The story. There was a lot going on here, but it still was a fun, fast-paced adventure. I do have to say the prison scene seemed to end a tad on the abrupt side, and I think it would have gone a little better had they not been compelled to add two pages of the Reverse-Flash at the end. However, everything worked out quite well — especially since those two pages with Reverse-Flash were amazing! In this mostly-Buccellato issue, we had plenty of humor with Barry struggling with the weapons, Albert struggling with his powers, and Trickster defusing a tense situation with, "No, really ... why are you here?!" He never seemed mad, just genuinely confused, which was great. And then, of course, there was the great reveal of Marissa being behind the robbery in issue 18. I heard a lot of theories of who that robber was, ranging everywhere from Reverse-Flash to Abracadabra, but I never heard anybody guess it was Marissa. Now we can go back and see the clues that were there, but for me, personally, I have to applaud Buccellato for surprising me with that mystery.

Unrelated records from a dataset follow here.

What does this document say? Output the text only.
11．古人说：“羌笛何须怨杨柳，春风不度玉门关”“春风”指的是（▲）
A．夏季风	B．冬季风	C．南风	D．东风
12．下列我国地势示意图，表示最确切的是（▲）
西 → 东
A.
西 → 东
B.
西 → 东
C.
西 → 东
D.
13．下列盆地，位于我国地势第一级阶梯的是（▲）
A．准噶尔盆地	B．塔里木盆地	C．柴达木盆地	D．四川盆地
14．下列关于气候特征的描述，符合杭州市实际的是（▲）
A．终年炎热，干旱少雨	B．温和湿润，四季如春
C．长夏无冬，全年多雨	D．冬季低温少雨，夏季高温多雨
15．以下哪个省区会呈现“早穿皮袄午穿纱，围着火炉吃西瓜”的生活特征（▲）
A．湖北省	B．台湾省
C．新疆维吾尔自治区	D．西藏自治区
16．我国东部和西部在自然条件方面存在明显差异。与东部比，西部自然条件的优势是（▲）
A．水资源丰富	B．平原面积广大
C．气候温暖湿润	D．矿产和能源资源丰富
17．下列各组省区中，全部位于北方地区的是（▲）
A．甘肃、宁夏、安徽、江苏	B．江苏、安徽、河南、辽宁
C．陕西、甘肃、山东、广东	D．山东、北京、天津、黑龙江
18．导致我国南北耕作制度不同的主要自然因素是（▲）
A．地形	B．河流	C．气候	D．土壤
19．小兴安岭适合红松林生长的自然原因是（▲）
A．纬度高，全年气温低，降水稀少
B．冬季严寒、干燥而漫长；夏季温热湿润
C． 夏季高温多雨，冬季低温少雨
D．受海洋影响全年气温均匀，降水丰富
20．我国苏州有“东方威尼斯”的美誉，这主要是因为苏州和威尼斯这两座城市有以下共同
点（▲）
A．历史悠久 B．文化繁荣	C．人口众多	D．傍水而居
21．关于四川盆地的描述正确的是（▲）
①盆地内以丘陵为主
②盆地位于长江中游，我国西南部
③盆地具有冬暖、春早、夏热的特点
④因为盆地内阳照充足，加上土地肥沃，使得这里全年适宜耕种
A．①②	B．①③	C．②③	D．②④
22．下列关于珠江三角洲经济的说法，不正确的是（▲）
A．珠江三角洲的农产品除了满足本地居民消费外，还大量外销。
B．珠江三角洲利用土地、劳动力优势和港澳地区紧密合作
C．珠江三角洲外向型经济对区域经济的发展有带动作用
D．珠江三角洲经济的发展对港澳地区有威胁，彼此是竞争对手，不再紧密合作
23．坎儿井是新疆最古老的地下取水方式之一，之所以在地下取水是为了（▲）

Barry Allen. It's always a dangerous proposition to write a Flash story without the Flash in it, but Buccellato pulled it off. Normal human Barry Allen proved to be a competent action hero, especially with the Rogues' still pretty cool and powerful weapons at his disposal. I also find it ironic that Buccellato included some boomerangs here, because he recently said that Captain Boomerang was his least-favorite Rogue. So I guess that means we won't be seeing good ol' Digger in The Flash any time soon, but having these boomerangs was a nice nod to the character. Ultimately, this issue gives me hope that a future story with just Barry Allen (tied in to the Zero Year story line) will still be entertaining and exciting.

Flash and Cyborg moment. In the early Justice League issues, Flash was one of the most supportive and friendly members of the team toward Cyborg. I always felt they deserved to spend some time together, and here they finally did. And I am so, so glad that this Flash acted nothing like the snarky jerk we saw in Justice League #18. Here, we saw a compassionate, yet still fun Flash, which is the kind of Flash I like the best.

The Bad:

The last time we went to Iron Heights Prison, we saw Tar Pit, Folded Man and Girder. In this issue, nothing but normal inmates. I'm not saying their omission brought this book down, but I do feel like it was a missed opportunity. Just like how I expect to always see Two-Face and Scarecrow whenever Batman visits Arkham Asylum, I would like to see some of the Flash's more notable villains whenever we visit Iron Heights. But at the end of the day, it's no big deal.